Here’s how (systemic) racism works.
African people were taken from their homes and brought to what would become the United States to be enslaved, where they’re severely punished for learning to read and write—because an education liberates both the mind and body. Upon their emancipation from enslavement, laws forced them to attend schools with lackluster resources, housed within inferior buildings.
Upon winning the right to an equality of facilities and access, Black students were made to assimilate into majority white schools. Schools with predominantly white teachers, support staff, and administrators, the vast majority of whom were anti-Black. This, because Black schools were closed and Black educators—many with master’s degrees and doctorates teaching K-12 because they couldn’t work anywhere else—were fired.
Anti-Black racism permeated the education of Black children. This included racist presuppositions about their intelligence, a lack of Black teachers, culturally incompetent instructional and assessment methodologies, and disproportionately applied punitive discipline measures. Due to these things, Black students performed worse than their peers of other racial and ethnic groups, across grade levels and schools.
To “support” improved performance, policymakers mandated that schools be treated like businesses, and assessment scores, specifically, statewide tests, began to resemble profit goals. They placed unrealistic expectations on students, including learning to read by kindergarten, reduced bathroom breaks, and the end of recess, along with 1 to 2 hours of language arts and math instruction, with rote memorization as the chief strategy.
Diagnosing children with behavioral challenges became incentivized by more funding for “support,” as well as the intended consequence of a “calm” learning environment improving overall scores. After all this, Black students still “perform” worse than their peers, continue to be disciplined disproportionately, are disproportionately diagnosed for behavioral disorders, and thus struggle with mental health challenges.
None of this includes the work done to remove Black history from classrooms and curricula.

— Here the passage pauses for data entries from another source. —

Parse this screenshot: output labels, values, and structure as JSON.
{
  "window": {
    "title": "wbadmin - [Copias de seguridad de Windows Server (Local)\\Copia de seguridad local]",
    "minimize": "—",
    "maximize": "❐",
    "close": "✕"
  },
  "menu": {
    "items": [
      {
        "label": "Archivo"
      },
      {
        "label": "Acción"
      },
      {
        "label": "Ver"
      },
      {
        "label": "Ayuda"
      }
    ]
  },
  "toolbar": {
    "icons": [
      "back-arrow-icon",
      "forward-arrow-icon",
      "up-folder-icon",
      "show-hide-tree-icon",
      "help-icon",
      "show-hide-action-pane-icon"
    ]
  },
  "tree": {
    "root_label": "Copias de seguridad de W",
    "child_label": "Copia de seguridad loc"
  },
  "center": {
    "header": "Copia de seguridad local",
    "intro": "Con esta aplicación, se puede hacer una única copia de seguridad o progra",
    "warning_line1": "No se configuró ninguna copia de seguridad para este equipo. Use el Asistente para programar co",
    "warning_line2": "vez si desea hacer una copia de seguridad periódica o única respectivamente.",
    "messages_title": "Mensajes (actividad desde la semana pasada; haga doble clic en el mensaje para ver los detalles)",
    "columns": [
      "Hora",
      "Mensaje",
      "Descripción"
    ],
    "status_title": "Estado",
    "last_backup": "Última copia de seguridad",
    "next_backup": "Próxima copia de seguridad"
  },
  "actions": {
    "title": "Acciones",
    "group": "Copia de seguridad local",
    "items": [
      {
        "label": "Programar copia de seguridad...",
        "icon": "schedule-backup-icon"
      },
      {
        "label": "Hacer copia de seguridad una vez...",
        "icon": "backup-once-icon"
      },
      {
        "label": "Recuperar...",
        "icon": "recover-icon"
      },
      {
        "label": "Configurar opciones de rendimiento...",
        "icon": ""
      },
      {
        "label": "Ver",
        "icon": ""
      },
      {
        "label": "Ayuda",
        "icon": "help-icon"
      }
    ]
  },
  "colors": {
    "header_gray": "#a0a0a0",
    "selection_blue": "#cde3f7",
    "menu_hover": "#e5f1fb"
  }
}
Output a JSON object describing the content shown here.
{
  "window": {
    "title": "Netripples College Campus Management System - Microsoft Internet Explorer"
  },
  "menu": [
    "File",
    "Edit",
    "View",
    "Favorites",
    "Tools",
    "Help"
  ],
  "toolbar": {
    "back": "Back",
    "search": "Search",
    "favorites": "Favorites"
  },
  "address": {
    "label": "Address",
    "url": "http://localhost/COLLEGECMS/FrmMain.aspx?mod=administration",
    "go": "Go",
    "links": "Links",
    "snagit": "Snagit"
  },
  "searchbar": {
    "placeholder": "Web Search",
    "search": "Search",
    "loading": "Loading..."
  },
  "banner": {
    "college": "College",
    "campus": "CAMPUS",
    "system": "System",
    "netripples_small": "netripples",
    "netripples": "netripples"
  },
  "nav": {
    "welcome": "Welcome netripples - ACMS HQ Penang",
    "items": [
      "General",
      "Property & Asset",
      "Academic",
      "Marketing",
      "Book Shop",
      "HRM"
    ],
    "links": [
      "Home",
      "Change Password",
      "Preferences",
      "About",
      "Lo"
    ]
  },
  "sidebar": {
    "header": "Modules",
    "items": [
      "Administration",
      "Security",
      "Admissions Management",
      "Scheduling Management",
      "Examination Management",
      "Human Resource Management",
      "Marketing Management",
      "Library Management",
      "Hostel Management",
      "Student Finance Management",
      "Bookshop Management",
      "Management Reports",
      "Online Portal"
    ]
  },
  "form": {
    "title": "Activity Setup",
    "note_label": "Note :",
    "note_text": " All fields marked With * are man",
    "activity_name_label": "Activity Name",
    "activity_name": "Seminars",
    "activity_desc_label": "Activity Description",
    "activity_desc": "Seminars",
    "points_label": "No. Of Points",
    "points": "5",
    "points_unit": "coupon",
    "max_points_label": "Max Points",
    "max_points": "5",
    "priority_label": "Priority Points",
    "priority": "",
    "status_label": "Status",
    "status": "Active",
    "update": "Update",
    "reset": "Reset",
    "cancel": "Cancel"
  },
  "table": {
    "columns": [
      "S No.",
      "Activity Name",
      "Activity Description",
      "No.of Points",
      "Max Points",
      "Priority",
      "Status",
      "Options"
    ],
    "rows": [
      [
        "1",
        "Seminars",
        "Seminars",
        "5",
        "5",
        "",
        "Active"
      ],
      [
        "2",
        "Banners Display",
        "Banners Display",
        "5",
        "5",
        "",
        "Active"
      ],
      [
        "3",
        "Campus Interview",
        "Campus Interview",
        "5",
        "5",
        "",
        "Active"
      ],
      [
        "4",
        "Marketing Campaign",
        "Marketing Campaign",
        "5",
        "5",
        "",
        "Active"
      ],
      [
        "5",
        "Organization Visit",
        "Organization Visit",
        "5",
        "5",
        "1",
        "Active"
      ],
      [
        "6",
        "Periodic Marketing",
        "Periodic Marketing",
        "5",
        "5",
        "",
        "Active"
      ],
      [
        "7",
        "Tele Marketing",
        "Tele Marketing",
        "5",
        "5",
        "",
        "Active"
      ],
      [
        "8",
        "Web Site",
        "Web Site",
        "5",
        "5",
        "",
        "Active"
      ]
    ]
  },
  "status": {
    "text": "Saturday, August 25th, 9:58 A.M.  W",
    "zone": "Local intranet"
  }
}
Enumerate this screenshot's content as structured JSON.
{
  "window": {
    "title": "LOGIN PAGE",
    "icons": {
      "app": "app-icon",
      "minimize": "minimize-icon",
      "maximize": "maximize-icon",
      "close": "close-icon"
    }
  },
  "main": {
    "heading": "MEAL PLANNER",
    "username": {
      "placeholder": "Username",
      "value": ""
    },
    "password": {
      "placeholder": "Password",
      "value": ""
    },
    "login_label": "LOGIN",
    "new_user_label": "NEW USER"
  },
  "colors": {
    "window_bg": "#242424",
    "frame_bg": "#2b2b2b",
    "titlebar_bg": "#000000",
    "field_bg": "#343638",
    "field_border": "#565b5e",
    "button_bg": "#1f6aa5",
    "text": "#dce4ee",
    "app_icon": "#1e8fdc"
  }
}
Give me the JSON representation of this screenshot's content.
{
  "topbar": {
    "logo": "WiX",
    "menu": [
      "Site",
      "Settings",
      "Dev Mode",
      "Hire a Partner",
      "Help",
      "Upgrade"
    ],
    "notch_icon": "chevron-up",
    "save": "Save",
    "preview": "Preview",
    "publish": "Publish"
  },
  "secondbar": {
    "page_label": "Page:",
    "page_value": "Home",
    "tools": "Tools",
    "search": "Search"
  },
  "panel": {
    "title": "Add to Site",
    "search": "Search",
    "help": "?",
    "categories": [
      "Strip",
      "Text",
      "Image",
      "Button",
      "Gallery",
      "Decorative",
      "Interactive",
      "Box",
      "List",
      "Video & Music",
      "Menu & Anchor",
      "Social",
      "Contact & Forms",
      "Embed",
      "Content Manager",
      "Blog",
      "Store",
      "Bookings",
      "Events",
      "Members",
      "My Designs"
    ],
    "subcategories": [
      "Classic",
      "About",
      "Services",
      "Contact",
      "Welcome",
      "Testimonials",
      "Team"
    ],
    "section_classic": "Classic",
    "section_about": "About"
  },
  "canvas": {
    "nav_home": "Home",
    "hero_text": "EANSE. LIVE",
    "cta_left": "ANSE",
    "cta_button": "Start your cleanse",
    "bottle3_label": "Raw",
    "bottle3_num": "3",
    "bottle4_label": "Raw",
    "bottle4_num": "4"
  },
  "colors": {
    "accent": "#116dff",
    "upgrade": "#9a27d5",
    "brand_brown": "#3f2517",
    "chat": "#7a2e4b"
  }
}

So, when someone asks, “Are the children well?” the answer is “hell no” when it comes to Black children. Public schools are white institutional spaces and therefore never had the best interest of Black children in mind. They still don’t, and that’s true for both private and charter schools, unless they are governed, administered, and instructed by Black educators.
Jia Lynn Yang of the New York Times wrote an article examining the struggles of K-12 students as a result of the changing expectations of school, causing more anxiety, mental health concerns, and behavioral and disorder diagnoses that create high-stress circumstances for students in school.
El-Hajj Malik El-Shabazz once said, “Only a fool would let his enemy educate his children.” It is certainly easy to say that Black people have been foolish since emancipation from enslavement. Still, the context of Black education has always come under the authority of the white power structure, if for no other reason than because our liberation never came with land. Unlike our kinfolk throughout the diaspora, where independence movements saw the colonizer kicked out, ours wasn’t an independence movement but a liberation movement within the nation that oppressed us.
Thus, we sought freedom to be rather than freedom to be a nation.
A consequence of that reality is that Black education has relied upon public dollars to pay for our education, and when in the hands of an anti-Black racist power structure that facilitated the end of the first attempt at a multiracial democracy, it is no surprise that systemic racism maintains its lineage in Black education dating back to the birth of a nation.
In his book American Grammar: Race, Education and the Building of a Nation, Dr. Jarvis Givens shows that the system of public education was organized around the exploitation and control of Black (and Indigenous) people. Inequality has always been a defining feature. Black literacy was policed to the extent that it wouldn’t become a tool of liberation during enslavement.
The legacy of this history sadly shapes contemporary schooling, whereby Black children constantly test low, if not at the bottom of standardized tests for reading across grades when compared to other racial student groups. The other realities of systemic racism compounded upon that legacy have done a lot of harm to Black children that public schools are ill equipped or unwilling to repair over time.
But what do we do now, knowing what we know about the education of our community in America?
It’s unrealistic to think we can divest ourselves from public schools, lacking a plan and process to gather the fiscal resources and the community resolve to educate ourselves formally. Or is it? Black parents have divested their children from schools, choosing to teach them at home, now more than ever before. Maybe we don’t need a massive system of schools for Black children to be educated through, where leaders must be chosen, a curriculum must be developed and piloted, funds must be collected, and sustainability plans created.
Perhaps we can adopt the idea in education, as we do within the community, that we are all leaders and that we create our own Freedom schools where we can affirm and cultivate Black genius through education. It starts with a Saturday school at your home with your children or children in the neighborhood. From there, it can build into schooling every day after school and then during the school day as its own place of learning.
This could happen in every community where Black people breathe.
This isn’t a solution for tomorrow, but a long-term one. COVID was a chance for Black parents to divert from public schools to protect their children from the harm caused by the school environment. We shouldn’t wait for another pandemic or disaster to make more of us leave public schools and create our own learning spaces for our children. Just as many enslaved communities formed their own schools to teach one another, we can do the same. Instead of asking why, ask why not?
Otherwise, we can continue to watch and experience systemic racism work on us. I’d like to think that we’d much rather work over systemic racism.